Ebola en République démocratique du Congo : querelles autour du lancement d'un deuxième vaccin

Un homme se fait vacciner contre le virus Ebola au centre de santé Afia Himbi à Goma (est de la RDC), le 15 juillet 2019.
Un homme se fait vacciner contre le virus Ebola au centre de santé Afia Himbi à Goma (est de la RDC), le 15 juillet 2019. (PAMELA TULIZO / AFP)

Le virus Ebola et les pistes pour l'éradiquer sèment la discorde au sommet de l'Etat, alors que l'Organisation mondiale de la santé (OMS) a élevé l'épidémie actuelle au rang d'"urgence de santé publique de portée internationale".

Le nouveau coordinateur de la RDC chargé de la lutte contre l'épidémie d'Ebola dans son pays, Jean-Jacques Muyembe, envisage de recourir à un deuxième vaccin, auquel s'est opposé le ministre congolais de la Santé. Ce dernier a démissionné. Le Dr Oly Ilunga a expliqué s'être senti désavoué par la décision du président Félix Tshisekedi de prendre le contrôle direct de la riposte contre l'épidémie d'Ebola. Cette fièvre hémorragique virulente a tué 1737 personnes depuis août 2018 dans l'est de la RDC. Le cumul des cas s'élève à 2578, dont 2484 confirmés et 94 probables, selon le dernier bulletin du ministère de l'Intérieur.

L'apparition d'un nouveau sérum en provenance de Belgique

Autorisé depuis mai 2018 par le Comité d'éthique congolais, un premier vaccin, produit par le laboratoire américain Merck, a été utilisé contre Ebola pour la première fois dans le monde.

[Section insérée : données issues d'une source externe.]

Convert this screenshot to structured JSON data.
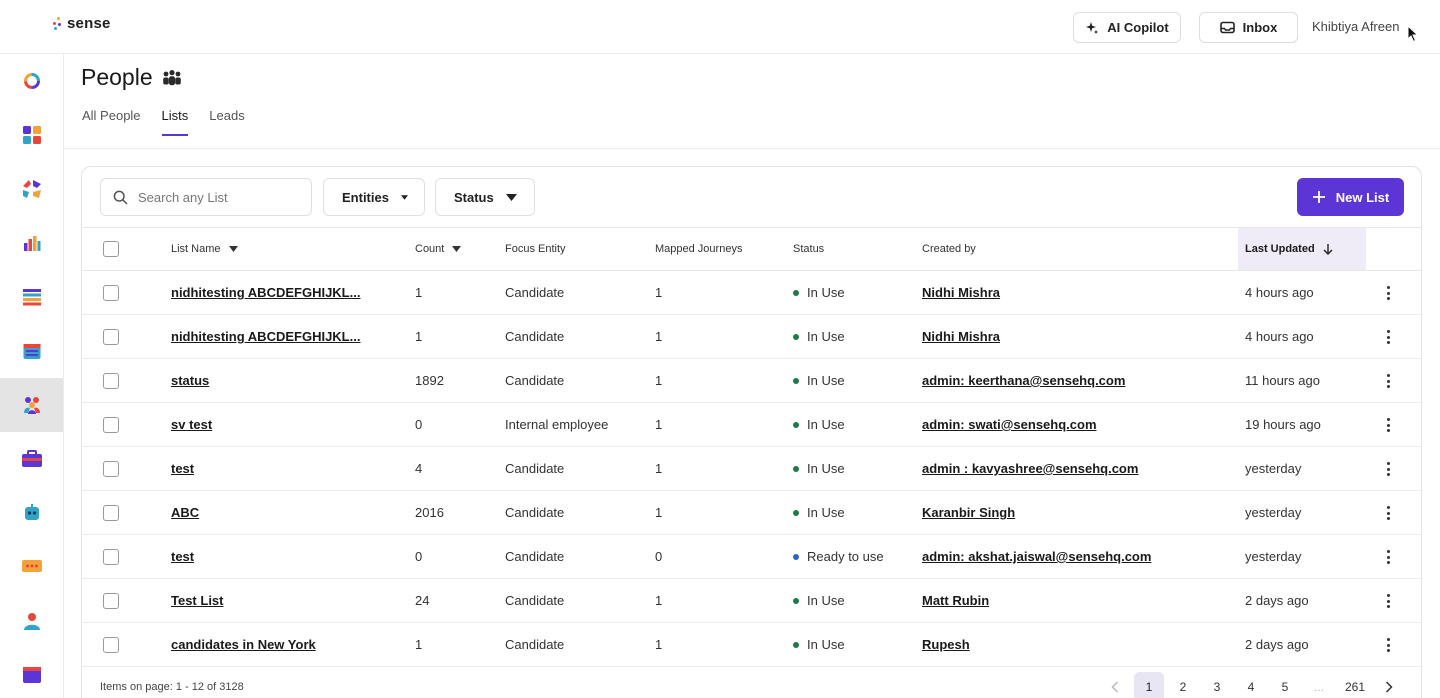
{
  "app": {
    "logo_text": "sense"
  },
  "header": {
    "copilot_label": "AI Copilot",
    "inbox_label": "Inbox",
    "user_name": "Khibtiya Afreen"
  },
  "sidebar": {
    "items": [
      {
        "name": "dashboard-ring",
        "active": false
      },
      {
        "name": "apps-grid",
        "active": false
      },
      {
        "name": "integrations",
        "active": false
      },
      {
        "name": "analytics",
        "active": false
      },
      {
        "name": "lists",
        "active": false
      },
      {
        "name": "calendar",
        "active": false
      },
      {
        "name": "people",
        "active": true
      },
      {
        "name": "jobs",
        "active": false
      },
      {
        "name": "bots",
        "active": false
      },
      {
        "name": "messages",
        "active": false
      },
      {
        "name": "contacts",
        "active": false
      },
      {
        "name": "templates",
        "active": false
      }
    ]
  },
  "page": {
    "title": "People",
    "tabs": [
      {
        "label": "All People",
        "active": false
      },
      {
        "label": "Lists",
        "active": true
      },
      {
        "label": "Leads",
        "active": false
      }
    ]
  },
  "toolbar": {
    "search_placeholder": "Search any List",
    "entities_label": "Entities",
    "status_label": "Status",
    "new_list_label": "New List"
  },
  "table": {
    "columns": {
      "list_name": "List Name",
      "count": "Count",
      "focus_entity": "Focus Entity",
      "mapped_journeys": "Mapped Journeys",
      "status": "Status",
      "created_by": "Created by",
      "last_updated": "Last Updated"
    },
    "rows": [
      {
        "name": "nidhitesting ABCDEFGHIJKL...",
        "count": "1",
        "entity": "Candidate",
        "journeys": "1",
        "status": "In Use",
        "status_color": "#1b7a45",
        "creator": "Nidhi Mishra",
        "updated": "4 hours ago"
      },
      {
        "name": "nidhitesting ABCDEFGHIJKL...",
        "count": "1",
        "entity": "Candidate",
        "journeys": "1",
        "status": "In Use",
        "status_color": "#1b7a45",
        "creator": "Nidhi Mishra",
        "updated": "4 hours ago"
      },
      {
        "name": "status",
        "count": "1892",
        "entity": "Candidate",
        "journeys": "1",
        "status": "In Use",
        "status_color": "#1b7a45",
        "creator": "admin: keerthana@sensehq.com",
        "updated": "11 hours ago"
      },
      {
        "name": "sv test",
        "count": "0",
        "entity": "Internal employee",
        "journeys": "1",
        "status": "In Use",
        "status_color": "#1b7a45",
        "creator": "admin: swati@sensehq.com",
        "updated": "19 hours ago"
      },
      {
        "name": "test",
        "count": "4",
        "entity": "Candidate",
        "journeys": "1",
        "status": "In Use",
        "status_color": "#1b7a45",
        "creator": "admin : kavyashree@sensehq.com",
        "updated": "yesterday"
      },
      {
        "name": "ABC",
        "count": "2016",
        "entity": "Candidate",
        "journeys": "1",
        "status": "In Use",
        "status_color": "#1b7a45",
        "creator": "Karanbir Singh",
        "updated": "yesterday"
      },
      {
        "name": "test",
        "count": "0",
        "entity": "Candidate",
        "journeys": "0",
        "status": "Ready to use",
        "status_color": "#2f62c9",
        "creator": "admin: akshat.jaiswal@sensehq.com",
        "updated": "yesterday"
      },
      {
        "name": "Test List",
        "count": "24",
        "entity": "Candidate",
        "journeys": "1",
        "status": "In Use",
        "status_color": "#1b7a45",
        "creator": "Matt Rubin",
        "updated": "2 days ago"
      },
      {
        "name": "candidates in New York",
        "count": "1",
        "entity": "Candidate",
        "journeys": "1",
        "status": "In Use",
        "status_color": "#1b7a45",
        "creator": "Rupesh",
        "updated": "2 days ago"
      }
    ]
  },
  "footer": {
    "items_text": "Items on page: 1 - 12 of 3128",
    "pages": [
      "1",
      "2",
      "3",
      "4",
      "5",
      "...",
      "261"
    ],
    "current_page": "1"
  },
  "colors": {
    "accent": "#5b35d5",
    "in_use": "#1b7a45",
    "ready": "#2f62c9"
  }
}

En RDC, où 11 000 personnes ont bénéficié d'une injection, les résultats ont été couronnés de succès.

Mais face au risque d'une augmentation importante du nombre de malades, l'OMS recommande désormais l'introduction d'un deuxième vaccin produit par le laboratoire belge Janssen, filiale de l'Américain Johnson&Johnson.

Le vaccin Merck est adapté aux situations de crise car il s'injecte en une seule dose et assure une immunité dans les 10 jours. En revanche, le vaccin belge requiert l'administration de deux doses à 56 jours d'intervalle, ce qui risque de poser un problème pour le suivi des patients dans l'est de la RDC, en proie à des violences commises par des milices armées. Ainsi, le 24 juillet 2019, 12 personnes étaient tuées par des insurgés islamistes dans deux villes de l'est de la RDC où sévit l'épidémie. Les soldats présents n'ont pas pu éviter le massacre.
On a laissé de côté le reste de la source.